In “Reservoir Dogs” and “Pulp Fiction,” the small-talk exchanges exist outside the story, creating a sense of the audience just hanging out for a while with the characters before everybody gets back to finishing the movie. At a time when entertainment-makers have more sophisticated technology with which to make things blow up, ooze blood or morph into a killer from another dimension, scenes of small talk are becoming oases of human-scaled action.
“Our technological capacity to generate digital wonders is so enormous now,” says Hicks. “It could be that in this way, small talk now serves as a breather, a relief.”
But if technology has made on-screen small talk a relief, it has worked no such miracles in real life, where small talk hangs between the twin threats of tedium and humiliation. So why does anybody bother? As it turns out, though our fear of small talk may not be instinctive, our compulsion to engage in it may well be.
“People are really uncomfortable with silences,” says Webb, who is also a practicing therapist. “Because it can be taken as hostile, people feel the need to fill it, to defuse it. We make small talk with the people around us as a way of proving we’re OK, not a threat, don’t need to fight for superiority. It’s akin to shaking hands, which started as a way of showing that neither person was carrying a weapon.”
But while on-screen small talk can seem as far removed from its real-life counterpart as our human small talk is from a dog’s small-talk vocabulary, on-screen and off-screen do overlap.
“Every party you go to, and the conversations you have at them, are role-playing,” Martinet says. “In my book, I talk about how fantasies can really help you, since it’s an illusion that you have something to fear, a fantasy can act as a counterillusion.
“Let’s face it: Movies are absolutely instructional in learning how to behave at parties, how we want to come off to other people.
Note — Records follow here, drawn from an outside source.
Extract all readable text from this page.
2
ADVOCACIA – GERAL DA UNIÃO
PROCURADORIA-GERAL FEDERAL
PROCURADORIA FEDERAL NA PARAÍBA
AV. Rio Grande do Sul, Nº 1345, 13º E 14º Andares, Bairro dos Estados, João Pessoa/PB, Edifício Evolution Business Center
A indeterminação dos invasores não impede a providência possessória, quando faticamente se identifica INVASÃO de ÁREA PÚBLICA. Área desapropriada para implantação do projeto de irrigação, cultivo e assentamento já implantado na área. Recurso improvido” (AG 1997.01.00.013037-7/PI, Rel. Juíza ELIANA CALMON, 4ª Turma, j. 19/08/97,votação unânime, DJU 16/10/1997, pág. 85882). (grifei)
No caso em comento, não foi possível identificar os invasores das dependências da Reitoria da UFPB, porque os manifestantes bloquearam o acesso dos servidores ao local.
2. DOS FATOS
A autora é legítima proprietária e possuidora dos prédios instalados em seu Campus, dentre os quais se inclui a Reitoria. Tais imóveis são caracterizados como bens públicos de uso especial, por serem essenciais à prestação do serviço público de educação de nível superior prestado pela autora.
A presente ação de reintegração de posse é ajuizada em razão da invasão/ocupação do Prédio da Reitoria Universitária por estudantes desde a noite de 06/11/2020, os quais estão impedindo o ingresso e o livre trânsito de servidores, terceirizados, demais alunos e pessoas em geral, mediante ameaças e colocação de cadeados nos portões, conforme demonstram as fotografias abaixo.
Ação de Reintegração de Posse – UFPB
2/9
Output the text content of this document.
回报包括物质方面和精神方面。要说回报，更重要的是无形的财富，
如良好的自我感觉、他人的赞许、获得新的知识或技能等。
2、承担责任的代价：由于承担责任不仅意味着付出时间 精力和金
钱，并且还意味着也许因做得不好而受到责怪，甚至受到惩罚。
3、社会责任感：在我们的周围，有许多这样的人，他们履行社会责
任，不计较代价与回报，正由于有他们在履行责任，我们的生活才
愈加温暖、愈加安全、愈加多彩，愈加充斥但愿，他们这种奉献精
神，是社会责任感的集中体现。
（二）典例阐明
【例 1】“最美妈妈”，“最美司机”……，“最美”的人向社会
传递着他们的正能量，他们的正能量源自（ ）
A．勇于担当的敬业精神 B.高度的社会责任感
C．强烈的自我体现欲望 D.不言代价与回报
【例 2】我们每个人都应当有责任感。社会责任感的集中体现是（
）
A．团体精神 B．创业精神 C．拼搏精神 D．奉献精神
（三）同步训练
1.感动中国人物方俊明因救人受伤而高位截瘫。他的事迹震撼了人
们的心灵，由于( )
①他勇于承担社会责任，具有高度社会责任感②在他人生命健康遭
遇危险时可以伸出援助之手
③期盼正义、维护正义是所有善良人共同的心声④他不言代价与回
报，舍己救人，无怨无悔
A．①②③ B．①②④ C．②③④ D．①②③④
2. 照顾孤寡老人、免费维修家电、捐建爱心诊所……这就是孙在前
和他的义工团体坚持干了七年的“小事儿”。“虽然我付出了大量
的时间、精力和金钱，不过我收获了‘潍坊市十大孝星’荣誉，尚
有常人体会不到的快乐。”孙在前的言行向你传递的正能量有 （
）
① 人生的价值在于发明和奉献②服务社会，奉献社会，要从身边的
So think of yourself as Bette Davis or Cary Grant if that helps. Have lines from movies that you use.
“When you use a line from a movie - like, I have often used that Bette Davis line, ‘Fasten your seat belts; it’s going to be a bumpy night’ - everybody is transferred to the set of a movie, with all its glitter and charm.”
And so we are left to make our way - everyone pretending to be Bette Davis or Cary Grant, everyone dropping lines from this movie or that, everyone a star in a movie full of glitter and charm and beautiful people saying interesting things.